La période hivernale est le moment idéal pour travailler ses points faibles, tant d’un point de vue physique que technique. Et, il ne s’agit pas de s’entraîner beaucoup, mais de s’entraîner plus intelligemment…

Résolution n°1 : « Cette année, je me fixe des objectifs précis »

Pour progresser, il est indispensable de « réhausser la barre » régulièrement. Fixez-vous donc de nouveaux challenges, plus ambitieux, tout en restant réalisables. Pensez à vous fixer des objectifs sportifs concrets (compétitions), tout comme des objectifs de d’amélioration technique (progresser en montée, améliorer mon crawl, être plus à l’aise au sein d’un peloton…) ou plus généraux (maîtriser mon stress, perdre du poids, m’étirer plus régulièrement…)

Résolution n°2 : « Cette année, je planifie ma saison »

Planifier sa saison en ciblant quelques objectifs me semble être la base. Pour cela, il est tout d’abord nécessaire de définir les objectifs. Une fois que les 2 ou 3 objectifs majeurs de la saison ont été déterminés (ainsi que leurs caractéristiques : distance, profil, conditions météorologiques prévues), il est important de programmer des cycles de préparation de 3 à 6 semaines, entrecoupés de périodes de récupération. Cette alternance entre les phases d’entraînement et les phases de récupération doit permettre une progression régulière, et d’éviter le surentraînement.

Résolution n°3 : « cette année, je fais un test d’effort et un bilan médical »

Programmer un test d’effort en laboratoire, 1 à 2 mois après la reprise de l’entraînement, est une excellente chose pour faire le point sur votre aptitude à forcer intensivement, et sur vos capacités du moment. Un tel test doit vous donner des axes d’entraînement prioritaires et des zones d’entraînement personnalisées (relative à la fréquence cardiaque ou à la puissance).
Lire l’article : Pourquoi faire un test d’effort ?

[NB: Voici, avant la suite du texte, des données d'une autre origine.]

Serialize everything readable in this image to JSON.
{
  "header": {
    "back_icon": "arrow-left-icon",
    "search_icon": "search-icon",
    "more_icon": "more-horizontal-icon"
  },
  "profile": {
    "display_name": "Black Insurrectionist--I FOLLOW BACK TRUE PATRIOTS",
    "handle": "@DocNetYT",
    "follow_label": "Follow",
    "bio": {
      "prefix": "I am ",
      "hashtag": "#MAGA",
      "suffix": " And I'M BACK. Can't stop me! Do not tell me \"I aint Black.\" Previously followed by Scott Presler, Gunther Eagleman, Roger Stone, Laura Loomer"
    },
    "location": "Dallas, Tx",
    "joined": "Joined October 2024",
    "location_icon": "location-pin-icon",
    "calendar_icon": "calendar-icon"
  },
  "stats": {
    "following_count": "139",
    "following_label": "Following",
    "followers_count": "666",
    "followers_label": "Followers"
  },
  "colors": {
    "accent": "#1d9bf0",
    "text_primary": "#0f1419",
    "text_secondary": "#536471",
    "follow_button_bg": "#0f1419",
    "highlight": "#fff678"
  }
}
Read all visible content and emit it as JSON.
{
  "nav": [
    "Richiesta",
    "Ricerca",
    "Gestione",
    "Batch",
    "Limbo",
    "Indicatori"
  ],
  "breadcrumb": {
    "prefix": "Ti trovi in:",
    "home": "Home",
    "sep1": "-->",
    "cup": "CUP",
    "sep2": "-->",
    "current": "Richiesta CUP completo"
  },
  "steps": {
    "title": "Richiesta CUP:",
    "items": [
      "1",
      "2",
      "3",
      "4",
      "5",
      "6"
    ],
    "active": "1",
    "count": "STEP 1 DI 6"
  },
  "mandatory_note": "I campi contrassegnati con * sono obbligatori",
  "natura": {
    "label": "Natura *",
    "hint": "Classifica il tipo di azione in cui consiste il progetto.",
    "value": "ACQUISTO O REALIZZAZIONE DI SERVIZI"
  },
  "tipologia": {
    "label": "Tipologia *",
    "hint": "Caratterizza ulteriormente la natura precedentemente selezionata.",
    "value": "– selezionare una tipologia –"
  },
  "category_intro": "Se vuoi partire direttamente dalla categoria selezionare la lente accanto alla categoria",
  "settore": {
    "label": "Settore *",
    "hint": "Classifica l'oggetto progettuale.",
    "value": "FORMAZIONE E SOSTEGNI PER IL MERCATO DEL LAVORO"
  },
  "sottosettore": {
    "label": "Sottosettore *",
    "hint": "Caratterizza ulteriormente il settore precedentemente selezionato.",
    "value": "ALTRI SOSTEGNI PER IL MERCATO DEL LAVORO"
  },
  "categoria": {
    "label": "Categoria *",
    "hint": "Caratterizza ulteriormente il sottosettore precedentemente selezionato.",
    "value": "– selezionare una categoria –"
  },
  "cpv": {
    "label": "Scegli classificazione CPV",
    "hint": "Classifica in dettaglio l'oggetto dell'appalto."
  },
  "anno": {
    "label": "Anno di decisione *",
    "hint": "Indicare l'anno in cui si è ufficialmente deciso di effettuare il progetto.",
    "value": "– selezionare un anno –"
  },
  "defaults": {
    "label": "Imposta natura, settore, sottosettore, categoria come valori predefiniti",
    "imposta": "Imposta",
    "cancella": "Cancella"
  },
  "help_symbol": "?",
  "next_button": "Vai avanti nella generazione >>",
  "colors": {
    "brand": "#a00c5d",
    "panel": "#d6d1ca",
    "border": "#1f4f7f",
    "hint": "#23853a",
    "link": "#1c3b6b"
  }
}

Profitez de ce test pour vérifier que vous êtes à jour de vos vaccins et pour vous faire prescrire un bilan sanguin. La mise à jour des différents vaccins doit être aussi réalisée à l’intersaison, en particulier s’agissant de celui contre le tétanos.

Le bilan dentaire annuel doit aussi être fait afin de se prémunir contre d’éventuels problèmes au cours de la saison. En effet, de simples caries peuvent être à l’origine de tendinites.

Résolution n°4 : « Cette année, je rajoute une séance par semaine »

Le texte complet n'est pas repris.